The Idea in Practice

People often profess to be open to critique and new learning, but their actions suggest a very different set of governing values or theories-in-use:

•   the desire to remain in unilateral control

•   the goal of maximizing “winning” while minimizing “losing”

•   the belief that negative feelings should be suppressed

•   the desire to appear as rational as possible.

Taken together, these values betray a profoundly defensive posture: a need to avoid embarrassment, threat, or feelings of vulnerability and incompetence. This closed-loop reasoning explains why the mere encouragement of open inquiry can be intimidating to some. And it’s especially relevant to the behavior of many of the most highly skilled and best-trained employees. Behind their high aspirations are an equally high fear of failure and a tendency to be ashamed when they don’t live up to their high standards. Consequently, they become brittle and despondent in situations in which they don’t excel immediately.

Fortunately, it is possible for individuals and organizations to develop more productive patterns of behavior. Two suggestions for how to make this happen:

1. Apply the same kind of “tough reasoning” you use to conduct strategic analysis. Collect the most objective data you can find. Make your inferences explicit and test them constantly. Submit your conclusions to the toughest tests of all: make sure they aren’t self-serving or impossible for others to verify.

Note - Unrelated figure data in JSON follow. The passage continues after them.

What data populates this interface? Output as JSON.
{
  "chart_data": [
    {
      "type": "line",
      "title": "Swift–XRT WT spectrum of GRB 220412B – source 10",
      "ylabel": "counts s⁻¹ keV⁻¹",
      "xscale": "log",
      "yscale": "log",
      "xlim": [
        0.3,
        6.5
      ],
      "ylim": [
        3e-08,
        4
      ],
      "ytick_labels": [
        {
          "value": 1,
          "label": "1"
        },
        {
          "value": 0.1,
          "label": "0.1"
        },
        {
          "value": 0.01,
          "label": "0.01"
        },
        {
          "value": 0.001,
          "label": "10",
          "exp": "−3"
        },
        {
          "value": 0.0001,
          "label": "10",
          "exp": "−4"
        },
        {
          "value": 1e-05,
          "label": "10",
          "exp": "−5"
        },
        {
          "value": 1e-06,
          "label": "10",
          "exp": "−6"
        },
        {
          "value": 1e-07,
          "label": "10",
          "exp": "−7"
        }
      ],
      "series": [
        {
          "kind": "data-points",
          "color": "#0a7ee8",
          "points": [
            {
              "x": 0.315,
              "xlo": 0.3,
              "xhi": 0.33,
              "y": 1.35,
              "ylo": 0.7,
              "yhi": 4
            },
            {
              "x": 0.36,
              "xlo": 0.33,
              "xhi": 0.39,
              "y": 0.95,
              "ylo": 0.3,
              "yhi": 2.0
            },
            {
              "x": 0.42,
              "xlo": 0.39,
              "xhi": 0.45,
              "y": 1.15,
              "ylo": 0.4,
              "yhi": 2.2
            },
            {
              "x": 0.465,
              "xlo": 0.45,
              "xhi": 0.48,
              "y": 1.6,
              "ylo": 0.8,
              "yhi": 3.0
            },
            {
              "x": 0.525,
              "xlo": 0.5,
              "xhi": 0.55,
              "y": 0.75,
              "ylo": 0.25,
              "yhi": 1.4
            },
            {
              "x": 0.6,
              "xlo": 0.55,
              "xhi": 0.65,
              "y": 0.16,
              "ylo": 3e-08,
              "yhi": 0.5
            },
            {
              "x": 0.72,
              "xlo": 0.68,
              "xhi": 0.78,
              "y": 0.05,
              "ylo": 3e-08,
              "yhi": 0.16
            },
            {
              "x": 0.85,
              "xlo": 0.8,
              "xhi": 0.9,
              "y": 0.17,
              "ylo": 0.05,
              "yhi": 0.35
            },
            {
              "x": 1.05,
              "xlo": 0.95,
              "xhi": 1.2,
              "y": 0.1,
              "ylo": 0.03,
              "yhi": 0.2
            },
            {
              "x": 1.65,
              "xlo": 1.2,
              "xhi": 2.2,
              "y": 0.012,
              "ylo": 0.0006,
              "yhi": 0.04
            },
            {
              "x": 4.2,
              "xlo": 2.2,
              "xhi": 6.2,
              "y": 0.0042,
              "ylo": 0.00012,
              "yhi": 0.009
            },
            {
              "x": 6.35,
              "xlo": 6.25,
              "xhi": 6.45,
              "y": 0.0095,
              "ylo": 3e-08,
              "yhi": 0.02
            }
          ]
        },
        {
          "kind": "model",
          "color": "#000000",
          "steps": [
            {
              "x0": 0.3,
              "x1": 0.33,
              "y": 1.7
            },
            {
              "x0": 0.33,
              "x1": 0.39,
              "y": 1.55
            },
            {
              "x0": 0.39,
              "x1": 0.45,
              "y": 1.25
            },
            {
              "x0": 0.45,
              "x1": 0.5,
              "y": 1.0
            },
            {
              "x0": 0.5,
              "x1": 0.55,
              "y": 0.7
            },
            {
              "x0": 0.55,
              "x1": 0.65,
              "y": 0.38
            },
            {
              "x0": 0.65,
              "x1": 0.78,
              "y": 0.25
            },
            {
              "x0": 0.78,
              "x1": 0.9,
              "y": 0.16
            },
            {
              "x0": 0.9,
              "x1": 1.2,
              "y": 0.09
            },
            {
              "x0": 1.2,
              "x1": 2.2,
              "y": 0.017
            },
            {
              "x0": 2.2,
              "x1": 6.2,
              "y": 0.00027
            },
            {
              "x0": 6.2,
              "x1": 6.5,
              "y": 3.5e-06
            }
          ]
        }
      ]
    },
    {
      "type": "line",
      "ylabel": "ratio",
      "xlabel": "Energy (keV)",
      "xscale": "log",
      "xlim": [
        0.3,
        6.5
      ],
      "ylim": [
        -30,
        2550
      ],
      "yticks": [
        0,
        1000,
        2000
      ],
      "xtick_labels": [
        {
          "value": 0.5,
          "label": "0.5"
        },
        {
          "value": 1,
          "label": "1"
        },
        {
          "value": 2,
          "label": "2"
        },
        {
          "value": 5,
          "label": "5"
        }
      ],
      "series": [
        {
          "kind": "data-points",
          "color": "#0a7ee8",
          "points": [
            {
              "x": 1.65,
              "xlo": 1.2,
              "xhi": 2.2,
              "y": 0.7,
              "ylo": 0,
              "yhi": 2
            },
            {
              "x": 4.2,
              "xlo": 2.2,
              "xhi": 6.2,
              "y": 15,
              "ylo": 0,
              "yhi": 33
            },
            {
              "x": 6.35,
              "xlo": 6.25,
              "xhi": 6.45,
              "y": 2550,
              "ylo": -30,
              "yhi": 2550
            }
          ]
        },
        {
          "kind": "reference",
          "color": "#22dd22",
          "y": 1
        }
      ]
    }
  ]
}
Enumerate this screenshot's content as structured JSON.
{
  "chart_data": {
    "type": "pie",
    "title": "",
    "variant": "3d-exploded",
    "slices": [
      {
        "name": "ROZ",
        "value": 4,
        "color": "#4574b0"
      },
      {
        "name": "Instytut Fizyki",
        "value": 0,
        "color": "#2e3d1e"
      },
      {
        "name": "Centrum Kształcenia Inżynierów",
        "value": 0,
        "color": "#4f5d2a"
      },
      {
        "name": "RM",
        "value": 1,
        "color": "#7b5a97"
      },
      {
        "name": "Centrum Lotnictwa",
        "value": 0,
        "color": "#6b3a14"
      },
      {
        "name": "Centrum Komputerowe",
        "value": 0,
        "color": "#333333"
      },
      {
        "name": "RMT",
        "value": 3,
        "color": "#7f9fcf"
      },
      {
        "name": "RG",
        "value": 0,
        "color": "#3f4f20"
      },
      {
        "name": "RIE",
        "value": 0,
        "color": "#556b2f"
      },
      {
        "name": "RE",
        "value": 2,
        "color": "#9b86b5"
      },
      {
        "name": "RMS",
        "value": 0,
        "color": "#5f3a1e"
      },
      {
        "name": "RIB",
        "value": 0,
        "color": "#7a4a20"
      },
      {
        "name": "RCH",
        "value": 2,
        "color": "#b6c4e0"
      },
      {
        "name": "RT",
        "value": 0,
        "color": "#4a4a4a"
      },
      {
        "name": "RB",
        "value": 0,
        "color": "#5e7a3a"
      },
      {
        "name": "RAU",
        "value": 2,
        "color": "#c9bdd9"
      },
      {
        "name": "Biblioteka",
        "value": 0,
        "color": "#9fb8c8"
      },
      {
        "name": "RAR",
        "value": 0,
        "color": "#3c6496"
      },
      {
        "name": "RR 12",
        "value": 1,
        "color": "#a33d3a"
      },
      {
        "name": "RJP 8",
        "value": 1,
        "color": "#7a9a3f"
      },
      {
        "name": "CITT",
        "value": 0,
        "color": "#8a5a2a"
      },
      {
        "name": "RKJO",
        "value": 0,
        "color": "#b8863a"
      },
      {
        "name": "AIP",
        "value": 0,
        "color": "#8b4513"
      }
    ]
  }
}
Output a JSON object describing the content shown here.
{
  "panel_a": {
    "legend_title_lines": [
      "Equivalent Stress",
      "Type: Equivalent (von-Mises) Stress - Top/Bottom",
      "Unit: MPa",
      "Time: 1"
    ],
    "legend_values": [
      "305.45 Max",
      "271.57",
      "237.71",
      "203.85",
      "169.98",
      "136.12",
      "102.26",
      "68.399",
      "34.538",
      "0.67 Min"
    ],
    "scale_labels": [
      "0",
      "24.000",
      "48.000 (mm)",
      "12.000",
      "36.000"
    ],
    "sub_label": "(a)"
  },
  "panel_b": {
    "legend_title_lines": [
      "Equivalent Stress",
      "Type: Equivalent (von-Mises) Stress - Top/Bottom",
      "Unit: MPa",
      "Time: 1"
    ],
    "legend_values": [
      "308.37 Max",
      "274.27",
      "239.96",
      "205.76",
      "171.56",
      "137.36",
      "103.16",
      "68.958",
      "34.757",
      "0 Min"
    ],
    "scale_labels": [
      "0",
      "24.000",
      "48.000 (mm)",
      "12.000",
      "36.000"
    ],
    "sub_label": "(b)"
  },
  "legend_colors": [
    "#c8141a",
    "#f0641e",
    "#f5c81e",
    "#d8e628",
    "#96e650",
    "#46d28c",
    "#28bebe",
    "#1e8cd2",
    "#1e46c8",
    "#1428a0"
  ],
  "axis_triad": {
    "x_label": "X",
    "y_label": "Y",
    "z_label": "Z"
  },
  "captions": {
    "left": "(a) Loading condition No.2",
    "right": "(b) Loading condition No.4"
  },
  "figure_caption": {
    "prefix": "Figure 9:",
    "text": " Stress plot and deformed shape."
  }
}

2. Senior managers must model the desired changes first. When the leadership demonstrates its willingness to examine critically its own theories-in-use, changing them as indicated, everyone will find it easier to do the same.

Example: The CEO of an organizational-development firm created a case study to address real problems caused by the intense competition among his direct reports. In a paragraph, he described a meeting he intended to have with his subordinates. Then he wrote down what he planned to say, how he thought his subordinates would respond, as well any thoughts or feelings he thought he might have but not express for fear of derailing the conversation. Instead of actually holding the meeting, he analyzed the scenario he had developed with his direct reports. The result was an illuminating conversation in which the CEO and his subordinates were able to circumvent the closed-loop reasoning that had characterized so many prior discussions.

Hope it made you think – reason and act  differently.